Schmid then took the reins of the United States Under-20 men’s team, a team he had previous coached to the knockout stage of the Under-20 World Cup. In 2006, he moved back to MLS to take over the Columbus Crew. The Crew were facing a massive rebuild, so while Sigi missed the playoffs his first two years at the helm, their patience with the coach paid off in a big way in 2008. That year, Columbus took the Supporters’ Shield, then completed the double with a 3-1 triumph over the New York Red Bulls in the MLS Cup Final. Coming off the club’s most successful season, Schmid decided to return to the West Coast to take on the challenge of managing an expansion team.

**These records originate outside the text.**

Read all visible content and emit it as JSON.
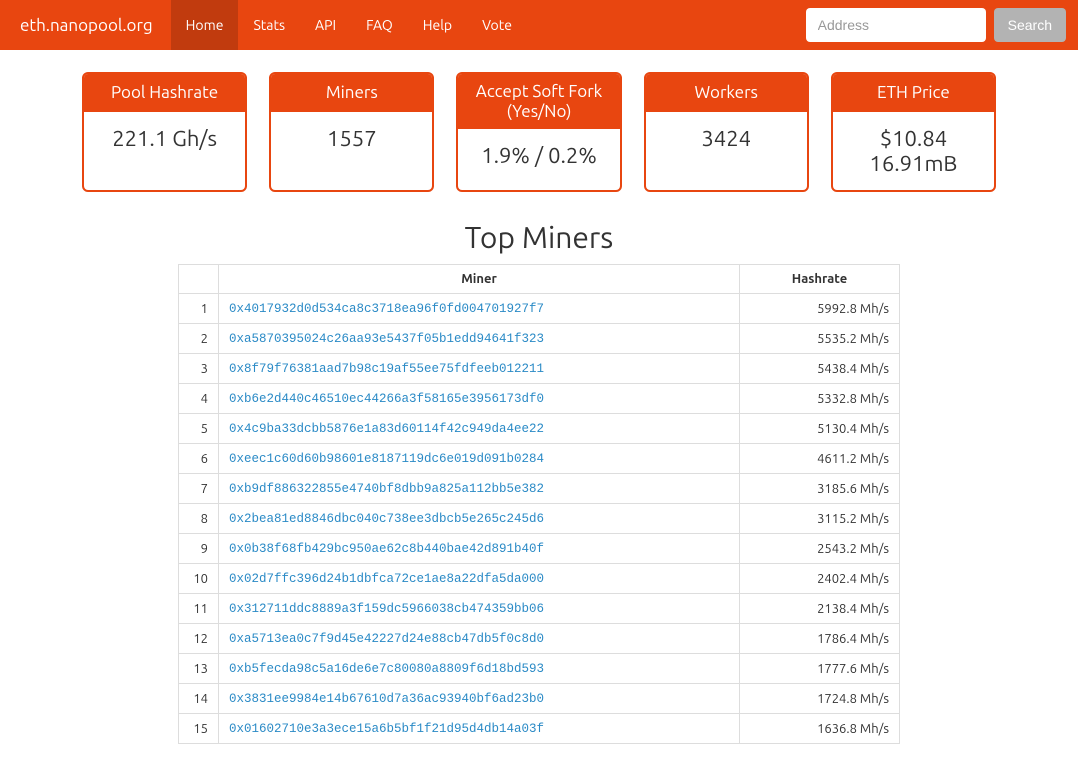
{
  "brand": "eth.nanopool.org",
  "nav": {
    "items": [
      {
        "label": "Home",
        "active": true
      },
      {
        "label": "Stats",
        "active": false
      },
      {
        "label": "API",
        "active": false
      },
      {
        "label": "FAQ",
        "active": false
      },
      {
        "label": "Help",
        "active": false
      },
      {
        "label": "Vote",
        "active": false
      }
    ],
    "search_placeholder": "Address",
    "search_button": "Search"
  },
  "stats": [
    {
      "label": "Pool Hashrate",
      "value": "221.1 Gh/s"
    },
    {
      "label": "Miners",
      "value": "1557"
    },
    {
      "label": "Accept Soft Fork (Yes/No)",
      "value": "1.9% / 0.2%"
    },
    {
      "label": "Workers",
      "value": "3424"
    },
    {
      "label": "ETH Price",
      "value": "$10.84 16.91mB"
    }
  ],
  "section_title": "Top Miners",
  "table": {
    "headers": {
      "rank": "",
      "miner": "Miner",
      "hashrate": "Hashrate"
    },
    "rows": [
      {
        "rank": "1",
        "miner": "0x4017932d0d534ca8c3718ea96f0fd004701927f7",
        "hashrate": "5992.8 Mh/s"
      },
      {
        "rank": "2",
        "miner": "0xa5870395024c26aa93e5437f05b1edd94641f323",
        "hashrate": "5535.2 Mh/s"
      },
      {
        "rank": "3",
        "miner": "0x8f79f76381aad7b98c19af55ee75fdfeeb012211",
        "hashrate": "5438.4 Mh/s"
      },
      {
        "rank": "4",
        "miner": "0xb6e2d440c46510ec44266a3f58165e3956173df0",
        "hashrate": "5332.8 Mh/s"
      },
      {
        "rank": "5",
        "miner": "0x4c9ba33dcbb5876e1a83d60114f42c949da4ee22",
        "hashrate": "5130.4 Mh/s"
      },
      {
        "rank": "6",
        "miner": "0xeec1c60d60b98601e8187119dc6e019d091b0284",
        "hashrate": "4611.2 Mh/s"
      },
      {
        "rank": "7",
        "miner": "0xb9df886322855e4740bf8dbb9a825a112bb5e382",
        "hashrate": "3185.6 Mh/s"
      },
      {
        "rank": "8",
        "miner": "0x2bea81ed8846dbc040c738ee3dbcb5e265c245d6",
        "hashrate": "3115.2 Mh/s"
      },
      {
        "rank": "9",
        "miner": "0x0b38f68fb429bc950ae62c8b440bae42d891b40f",
        "hashrate": "2543.2 Mh/s"
      },
      {
        "rank": "10",
        "miner": "0x02d7ffc396d24b1dbfca72ce1ae8a22dfa5da000",
        "hashrate": "2402.4 Mh/s"
      },
      {
        "rank": "11",
        "miner": "0x312711ddc8889a3f159dc5966038cb474359bb06",
        "hashrate": "2138.4 Mh/s"
      },
      {
        "rank": "12",
        "miner": "0xa5713ea0c7f9d45e42227d24e88cb47db5f0c8d0",
        "hashrate": "1786.4 Mh/s"
      },
      {
        "rank": "13",
        "miner": "0xb5fecda98c5a16de6e7c80080a8809f6d18bd593",
        "hashrate": "1777.6 Mh/s"
      },
      {
        "rank": "14",
        "miner": "0x3831ee9984e14b67610d7a36ac93940bf6ad23b0",
        "hashrate": "1724.8 Mh/s"
      },
      {
        "rank": "15",
        "miner": "0x01602710e3a3ece15a6b5bf1f21d95d4db14a03f",
        "hashrate": "1636.8 Mh/s"
      }
    ]
  }
}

I have no words – simply devastated. I have no career without this man. My heart goes out to his family – RIP – https://t.co/F2udd8sTpq
— Eric Wynalda (@EricWynalda) December 26, 2018
Schmid took over the reins of Seattle Sounders FC in impressive fashion, not only leading them to the playoffs, but guiding the Sounders to the US Open Cup by beating D.C. United 2-1. This put Seattle in rare company, being the first expansion team since the 1998 Chicago Fire to win the Cup. However, the coach was far from done with rewriting history. After Open Cup wins in 2010 (2-1 over his former club, the Columbus Crew) and 2011 (2-0 over the Chicago Fire), Seattle became the first Modern Era team to win back-to-back Cups, and became only the third team in competition history to three-peat.
After falling short of a “four-peat” in that 2012 penalty kick shootout, Schmid would lead the Sounders to another title in 2014, this time with a 3-1 extra time win over the Philadelphia Union. This put the Sounders into a tie for the most cups in the Modern Era with four, tying the Chicago Fire (Sporting Kansas City has since joined the four cup club). Although the Sounders made the playoffs every year and had continued success in the Cup, a rough start to the 2016 season led to both Seattle and their coach to part ways.
The Galaxy brought Schmid back in the middle of a dismal 2017 season, with an eye on overhauling the roster. After landing Zlatan Ibrahimovich, LA was in position to make the playoffs again before the coach resigned due to health reasons. The team missed the playoffs in the last game of the season, only the fourth time a team led by Sigi missed the playoffs in 19 seasons (including partial seasons).
Schmid was well known in US soccer circles for his ability to spot and develop talent. Ten of the players he coached at UCLA have played on the US Men’s National Team at a World Cup between 1990 and 2006, and three of them – Brad Friedel, Cobi Jones, and Joe-Max Moore – played in three World Cups.
Schmid was inducted into the National Soccer Hall of Fame in 2015, and rightfully so. His 240 regular season and 266 total victories are the most in MLS history. He also owns the most trophies by any MLS coach, with 11, as well as the aforementioned most Open Cup trophies. He also owned a college coaching record of 322 wins against 63 losses and 33 draws, and missed the NCAA playoffs only twice in 19 seasons at UCLA on top of his three College Cup wins. Sigi was a legendary force in American soccer, and a large measuring stick for future coaches to be held up to.